His 2004 campaign for the Senate, against Barack Obama, received widespread media attention for the disclosure of sealed custody documents stemming from his divorce from actress Jeri Ryan. The unsealing of those documents detailed allegations that Ryan wanted his wife to perform sexual acts in public which in turn led to Ryan's withdrawal from the campaign.

In March 2005, Ryan launched 22nd Century Media, a news media company dedicated to providing hyper-local news in both print and digital media formats. In 2015, Ryan left 22nd Century Media to launch REX, a technology-based real estate services company that works outside the MLS to sell homes. The value proposition of REX was to reduce the cost of real estate commissions from the customary 6% to 3.3%.

==Early life==
Ryan spent his childhood in Wilmette, Illinois, the son of Helen Marie (Bruns) and Donald Robert Ryan, a managing partner at a trade and clearing house. One of six siblings, he attended New Trier High School. He graduated from high school in 1977 and went on to earn his Bachelor degree from Dartmouth College, and his JD and MBA from Harvard University.

==Professional history==
Ryan worked at Casa Juan Diego, a refugee camp for Latinos fleeing the Central American civil wars in 1981. He worked for Goldman Sachs as an investment banker and eventual partner, first in New York City, and then in the Chicago branch. During his tenure there he took on a client acquisition role, contacting prominent CEOs about hiring his firm to examine the internal numbers of a company's business, subsidiaries, and divisions down to the most minute detail.

In 2000, after Goldman Sachs went public, Ryan's net worth was in the tens of millions. He retired from Goldman as a partner and taught for three years at Hales Franciscan High School in Chicago. He left his teaching position to run for the Senate in 2004.

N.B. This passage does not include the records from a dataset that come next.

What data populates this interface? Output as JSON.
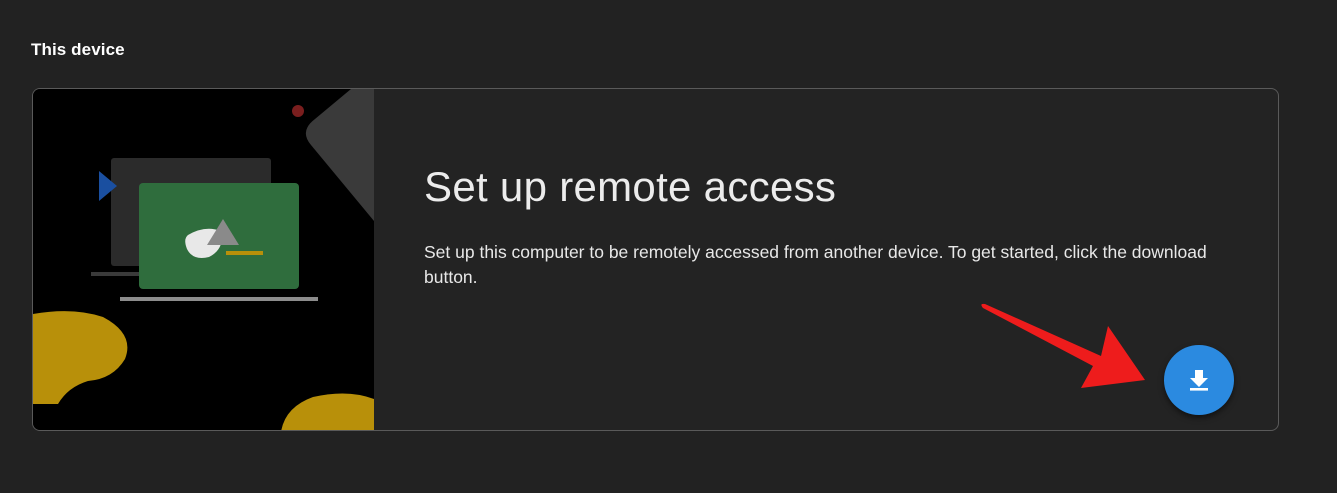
{
  "section": {
    "title": "This device"
  },
  "card": {
    "title": "Set up remote access",
    "description": "Set up this computer to be remotely accessed from another device. To get started, click the download button.",
    "download_button": {
      "icon": "download-icon",
      "color": "#2b8ae0"
    }
  },
  "illustration": {
    "icon": "remote-desktop-illustration",
    "colors": {
      "background": "#000000",
      "screen": "#2f6d3d",
      "blob": "#b8900a",
      "accent": "#1a4fa0"
    }
  },
  "annotation": {
    "icon": "red-arrow-pointer",
    "color": "#ee1c1c"
  }
}
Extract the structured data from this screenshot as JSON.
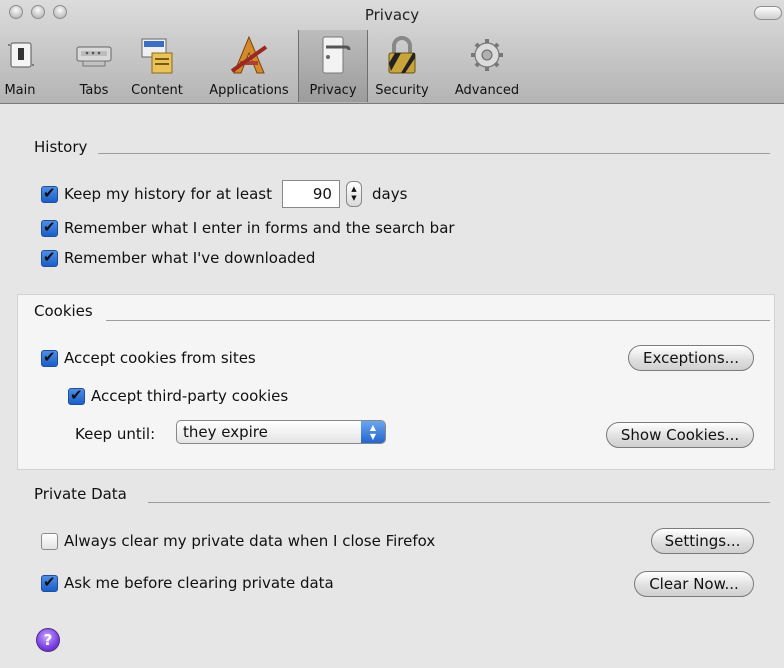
{
  "window": {
    "title": "Privacy"
  },
  "toolbar": {
    "items": [
      {
        "label": "Main",
        "icon": "switch-icon"
      },
      {
        "label": "Tabs",
        "icon": "tabs-icon"
      },
      {
        "label": "Content",
        "icon": "content-icon"
      },
      {
        "label": "Applications",
        "icon": "applications-icon"
      },
      {
        "label": "Privacy",
        "icon": "privacy-icon",
        "selected": true
      },
      {
        "label": "Security",
        "icon": "lock-icon"
      },
      {
        "label": "Advanced",
        "icon": "gear-icon"
      }
    ]
  },
  "history": {
    "title": "History",
    "keep_label": "Keep my history for at least",
    "days_value": "90",
    "days_label": "days",
    "forms_label": "Remember what I enter in forms and the search bar",
    "downloads_label": "Remember what I've downloaded"
  },
  "cookies": {
    "title": "Cookies",
    "accept_label": "Accept cookies from sites",
    "third_party_label": "Accept third-party cookies",
    "keep_until_label": "Keep until:",
    "keep_until_value": "they expire",
    "exceptions_button": "Exceptions...",
    "show_cookies_button": "Show Cookies..."
  },
  "private_data": {
    "title": "Private Data",
    "always_clear_label": "Always clear my private data when I close Firefox",
    "ask_label": "Ask me before clearing private data",
    "settings_button": "Settings...",
    "clear_now_button": "Clear Now..."
  },
  "help": {
    "label": "?"
  },
  "colors": {
    "checkbox_blue": "#2a6ed6",
    "panel_bg": "#e6e6e6",
    "cookie_box_bg": "#f5f5f5"
  }
}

=== Local journalism: 22nd Century Media ===
Starting in 2005, he ran 22nd Century Media, which published 15 separate localized newspapers and websites in the Chicago area. Following his political career, Ryan resumed his newspaper business. On February 27, 2014, he launched the Highland Park Landmark, the 12th hyper-local news publication published by his company, 22nd Century Media, and the fifth hyper-local product to serve Chicago's North Shore suburbs. When asked why he chose to enter the news media industry, Ryan told the Chicago Reader, "I was committed to improving the communities in which we live, and our profession seemed like a very good way to do so." Ryan also related that while at Goldman Sachs, he had observed how large retailer chains lost business to "category killers" whose specialization in specific products allowed them dominate those markets, as Best Buy and Toys R Us, for example, did with electronics and toys, respectively. Feeling that a similar process would take place with the various sections of traditional newspapers, Ryan believed that he was suited for work in local journalism. He believed that the way the media handled the scandal that ended his political career showed that there were ways in which that profession could be improved.

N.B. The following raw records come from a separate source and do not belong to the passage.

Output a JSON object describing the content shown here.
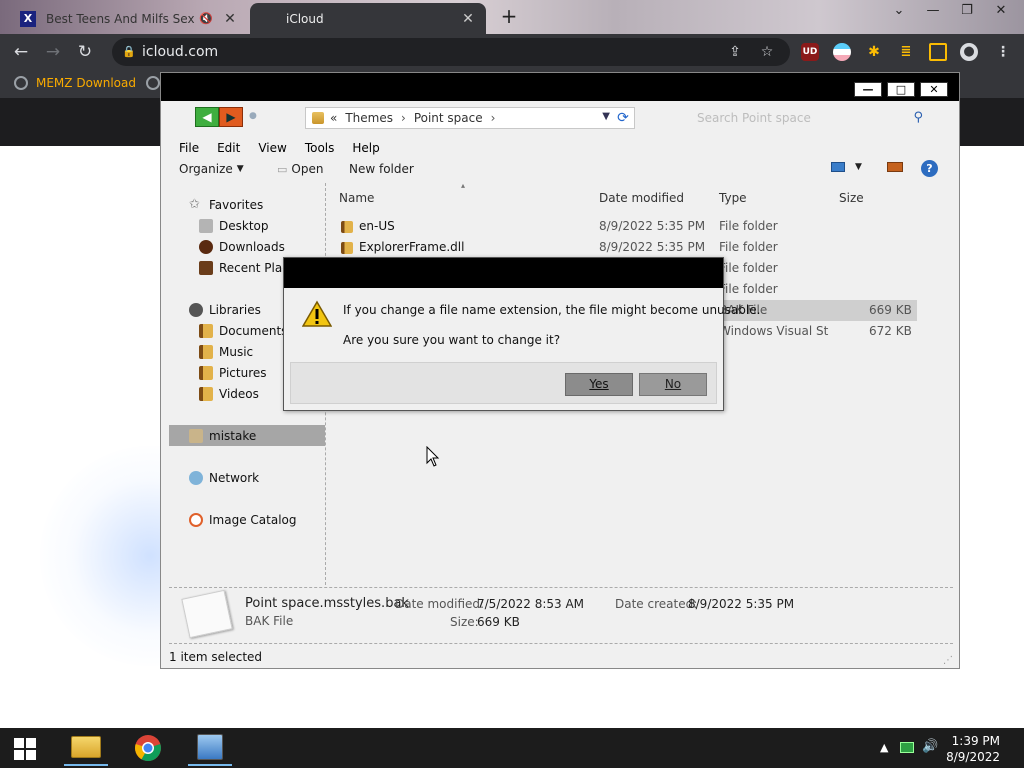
{
  "browser": {
    "tabs": [
      {
        "title": "Best Teens And Milfs Sex Co",
        "favicon": "X"
      },
      {
        "title": "iCloud"
      }
    ],
    "url": "icloud.com",
    "bookmarks": [
      "MEMZ Download"
    ],
    "extensions": [
      "UD"
    ]
  },
  "explorer": {
    "breadcrumb": {
      "prefix": "«",
      "items": [
        "Themes",
        "Point space"
      ]
    },
    "search_placeholder": "Search Point space",
    "menu": [
      "File",
      "Edit",
      "View",
      "Tools",
      "Help"
    ],
    "commands": {
      "organize": "Organize",
      "open": "Open",
      "new_folder": "New folder"
    },
    "nav": {
      "favorites": {
        "label": "Favorites",
        "items": [
          "Desktop",
          "Downloads",
          "Recent Places"
        ]
      },
      "libraries": {
        "label": "Libraries",
        "items": [
          "Documents",
          "Music",
          "Pictures",
          "Videos"
        ]
      },
      "user": "mistake",
      "network": "Network",
      "image_catalog": "Image Catalog"
    },
    "columns": {
      "name": "Name",
      "date": "Date modified",
      "type": "Type",
      "size": "Size"
    },
    "files": [
      {
        "name": "en-US",
        "date": "8/9/2022 5:35 PM",
        "type": "File folder",
        "size": ""
      },
      {
        "name": "ExplorerFrame.dll",
        "date": "8/9/2022 5:35 PM",
        "type": "File folder",
        "size": ""
      },
      {
        "name": "",
        "date": "",
        "type": "File folder",
        "size": ""
      },
      {
        "name": "",
        "date": "",
        "type": "File folder",
        "size": ""
      },
      {
        "name": "",
        "date": "",
        "type": "BAK File",
        "size": "669 KB"
      },
      {
        "name": "",
        "date": "",
        "type": "Windows Visual St...",
        "size": "672 KB"
      }
    ],
    "details": {
      "filename": "Point space.msstyles.bak",
      "filetype": "BAK File",
      "modified_label": "Date modified:",
      "modified": "7/5/2022 8:53 AM",
      "created_label": "Date created:",
      "created": "8/9/2022 5:35 PM",
      "size_label": "Size:",
      "size": "669 KB"
    },
    "status": "1 item selected"
  },
  "dialog": {
    "message": "If you change a file name extension, the file might become unusable.",
    "question": "Are you sure you want to change it?",
    "yes": "Yes",
    "no": "No"
  },
  "taskbar": {
    "time": "1:39 PM",
    "date": "8/9/2022"
  },
  "colors": {
    "chrome_toolbar": "#35363a",
    "bookmark_text": "#f9ab00",
    "selection_gray": "#a6a6a6"
  }
}
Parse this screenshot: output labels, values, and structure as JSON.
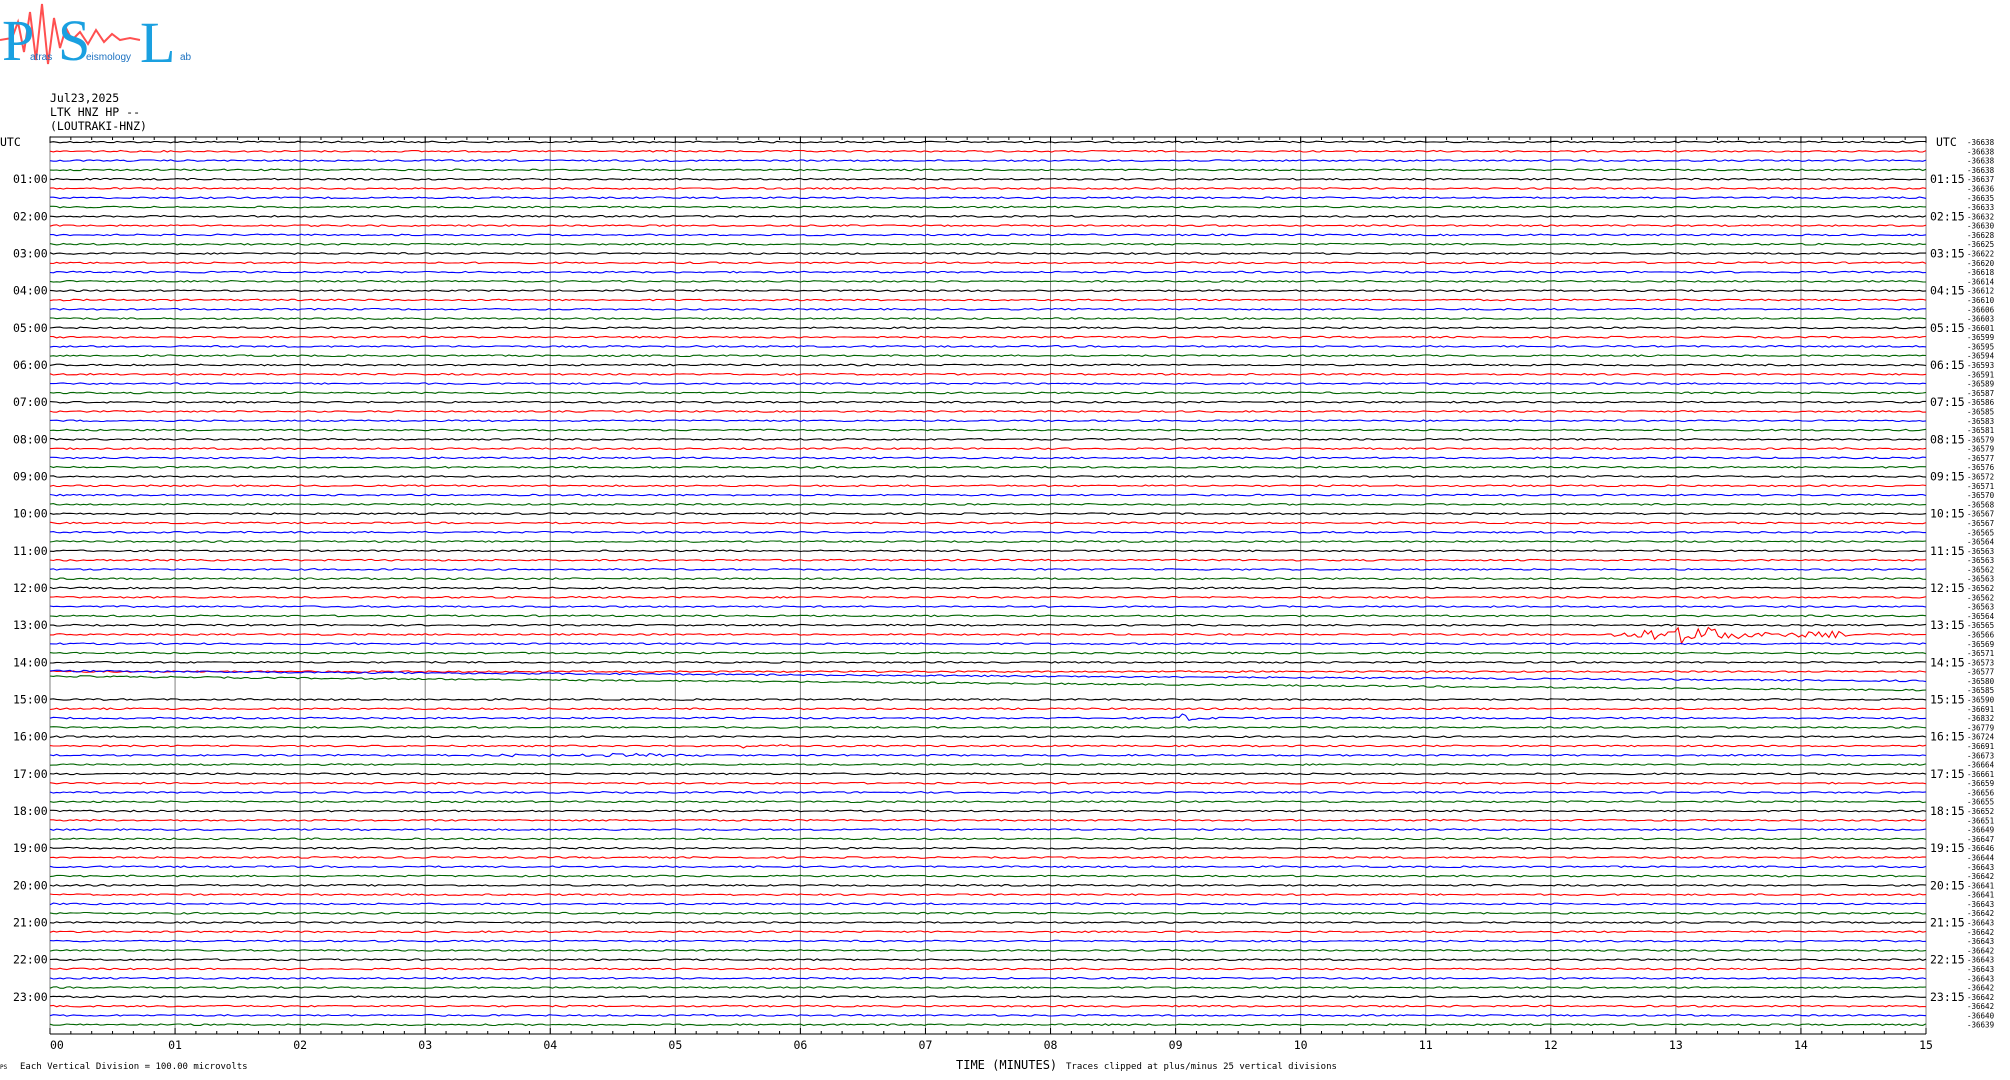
{
  "header": {
    "logo_text": "PSL",
    "logo_letters": [
      "P",
      "S",
      "L"
    ],
    "logo_subwords": [
      "atras",
      "eismology",
      "ab"
    ],
    "date": "Jul23,2025",
    "station": "LTK HNZ HP --",
    "location": "(LOUTRAKI-HNZ)"
  },
  "footer": {
    "division_note": "Each Vertical Division =  100.00 microvolts",
    "clip_note": "Traces clipped at plus/minus 25 vertical divisions",
    "corner_mark": "PS"
  },
  "colors": {
    "black": "#000000",
    "red": "#ff0000",
    "blue": "#0000ff",
    "green": "#006400",
    "grid": "#808080"
  },
  "chart_data": {
    "type": "line",
    "title": "",
    "xlabel": "TIME (MINUTES)",
    "ylabel": "UTC",
    "right_ylabel": "UTC",
    "x_ticks": [
      "00",
      "01",
      "02",
      "03",
      "04",
      "05",
      "06",
      "07",
      "08",
      "09",
      "10",
      "11",
      "12",
      "13",
      "14",
      "15"
    ],
    "xlim": [
      0,
      15
    ],
    "trace_minutes": 15,
    "trace_count": 96,
    "trace_color_cycle": [
      "black",
      "red",
      "blue",
      "green"
    ],
    "left_hour_labels": [
      "UTC",
      "01:00",
      "02:00",
      "03:00",
      "04:00",
      "05:00",
      "06:00",
      "07:00",
      "08:00",
      "09:00",
      "10:00",
      "11:00",
      "12:00",
      "13:00",
      "14:00",
      "15:00",
      "16:00",
      "17:00",
      "18:00",
      "19:00",
      "20:00",
      "21:00",
      "22:00",
      "23:00"
    ],
    "right_hour_labels": [
      "UTC",
      "01:15",
      "02:15",
      "03:15",
      "04:15",
      "05:15",
      "06:15",
      "07:15",
      "08:15",
      "09:15",
      "10:15",
      "11:15",
      "12:15",
      "13:15",
      "14:15",
      "15:15",
      "16:15",
      "17:15",
      "18:15",
      "19:15",
      "20:15",
      "21:15",
      "22:15",
      "23:15"
    ],
    "trace_offsets": [
      "-36638",
      "-36638",
      "-36638",
      "-36638",
      "-36637",
      "-36636",
      "-36635",
      "-36633",
      "-36632",
      "-36630",
      "-36628",
      "-36625",
      "-36622",
      "-36620",
      "-36618",
      "-36614",
      "-36612",
      "-36610",
      "-36606",
      "-36603",
      "-36601",
      "-36599",
      "-36595",
      "-36594",
      "-36593",
      "-36591",
      "-36589",
      "-36587",
      "-36586",
      "-36585",
      "-36583",
      "-36581",
      "-36579",
      "-36579",
      "-36577",
      "-36576",
      "-36572",
      "-36571",
      "-36570",
      "-36568",
      "-36567",
      "-36567",
      "-36565",
      "-36564",
      "-36563",
      "-36563",
      "-36562",
      "-36563",
      "-36562",
      "-36562",
      "-36563",
      "-36564",
      "-36565",
      "-36566",
      "-36569",
      "-36571",
      "-36573",
      "-36577",
      "-36580",
      "-36585",
      "-36590",
      "-36691",
      "-36832",
      "-36779",
      "-36724",
      "-36691",
      "-36673",
      "-36664",
      "-36661",
      "-36659",
      "-36656",
      "-36655",
      "-36652",
      "-36651",
      "-36649",
      "-36647",
      "-36646",
      "-36644",
      "-36643",
      "-36642",
      "-36641",
      "-36641",
      "-36643",
      "-36642",
      "-36643",
      "-36642",
      "-36643",
      "-36642",
      "-36643",
      "-36643",
      "-36643",
      "-36642",
      "-36642",
      "-36642",
      "-36640",
      "-36639"
    ],
    "events": [
      {
        "trace": 53,
        "start_min": 12.5,
        "peak_min": 13.05,
        "end_min": 14.4,
        "amplitude_div": 4.5
      },
      {
        "trace": 62,
        "start_min": 8.98,
        "peak_min": 9.05,
        "end_min": 9.4,
        "amplitude_div": 2.2
      },
      {
        "trace": 65,
        "start_min": 5.5,
        "peak_min": 5.6,
        "end_min": 6.0,
        "amplitude_div": 1.6
      },
      {
        "trace": 66,
        "start_min": 2.8,
        "peak_min": 4.8,
        "end_min": 5.6,
        "amplitude_div": 0.6
      },
      {
        "trace": 16,
        "start_min": 8.42,
        "peak_min": 8.48,
        "end_min": 8.55,
        "amplitude_div": 0.5
      }
    ]
  }
}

=== Real estate industry: REX ===
He runs REX, a technology-based real estate services company that works outside the MLS to sell homes. At its launch in 2015 it advertised transaction commissions of 1% instead of the 6% industry standard. Ryan has dedicated the wealth created from the venture to building homes and schools for children. As part of its social mission, for every 50 homes it sells, REX builds a home for someone who does not have one.

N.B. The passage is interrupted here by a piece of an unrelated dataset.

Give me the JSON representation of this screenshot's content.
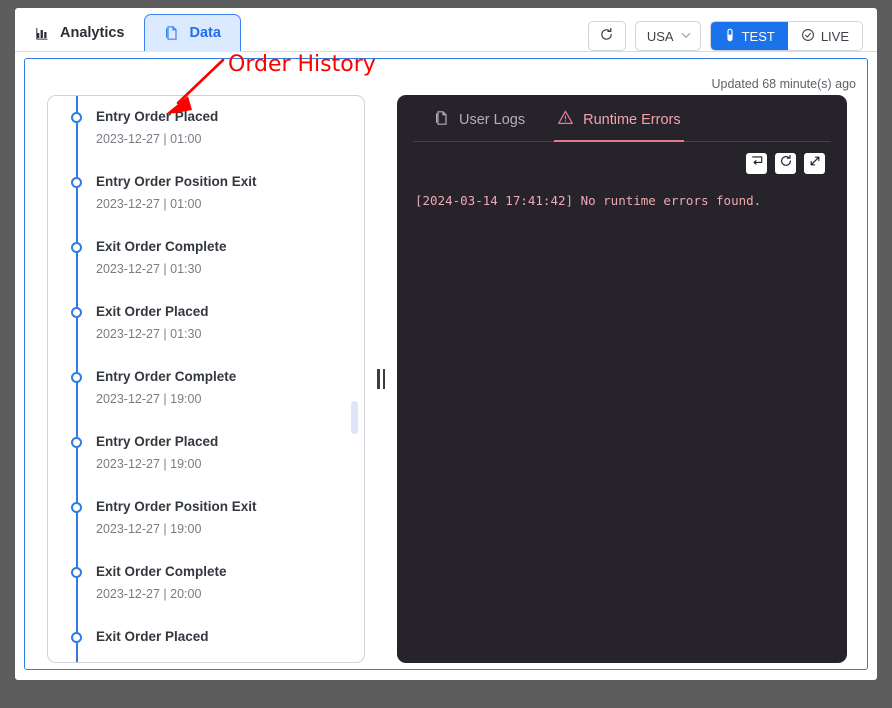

In 2021, REX filed an antitrust lawsuit against Zillow, Trulia, and the National Association of Realtors seeking monetary damages and injunctive relief for alleged anti-competitive practices.

==2004 U.S. Senate race==

Ryan hoped to succeed retiring Republican Peter Fitzgerald in the United States Senate. On March 16, 2004, he won the Republican primary, pitting him against Democrat Barack Obama. However, after his divorce records containing damaging allegations were unsealed and made public, he announced his decision to withdraw his candidacy on June 25, 2004, and officially filed the documentation to do so on July 29. During his Senate campaign, Ryan supported across-the-board tax cuts, tort reform, and reductions in federal spending, and was a proponent of equal opportunity in education.

In 2004, Ryan's staff had Justin Warfel (a campaign worker) follow Barack Obama throughout the day and record everything he did in public on videotape. The tactic backfired when Barack Obama and others, including Ryan's supporters, criticized this activity. Ryan's spokesman apologized and promised that Warfel would give Obama more space. Obama said he was satisfied with Ryan's decision.

===Campaign demise===
Ryan married actress Jeri Ryan (née Zimmerman) in 1991; together they have a son, Alex Ryan, born 1994. They divorced in 1999 in California, and the records of the divorce were open but their custody documents were sealed at their joint request. Five years later, when Ryan's Senate campaign began, the Chicago Tribune newspaper and WLS-TV, the local ABC affiliate, sought to have the records released. On March 3, 2004, several of Ryan's GOP primary opponents urged release of the records. Both Ryan and his wife had agreed to make their divorce records public but keep the custody records sealed, claiming that their release could be harmful to their son. On March 16, 2004, Ryan won the GOP primary with 36 percent to 23 percent against businessman and perennial political candidate Jim Oberweis, who came in second. Obama won the Democratic primary, with 53 percent to 23 percent against Dan Hynes, who came in second.

On March 29, 2004, Los Angeles Superior Court Judge Robert Schnider ruled that several of the Ryans' custody records should be opened to the public despite the parties' mutual agreement to keep the records sealed. The following week, on April 2, 2004, Barack Obama called on Democrats not to inject them into the campaign. The Ryan campaign characterized Obama's stance as hypocritical because people they alleged to be Obama's backers had been emailing reports about the divorce records before Judge Schnider's decision and urging the press to seek to open them.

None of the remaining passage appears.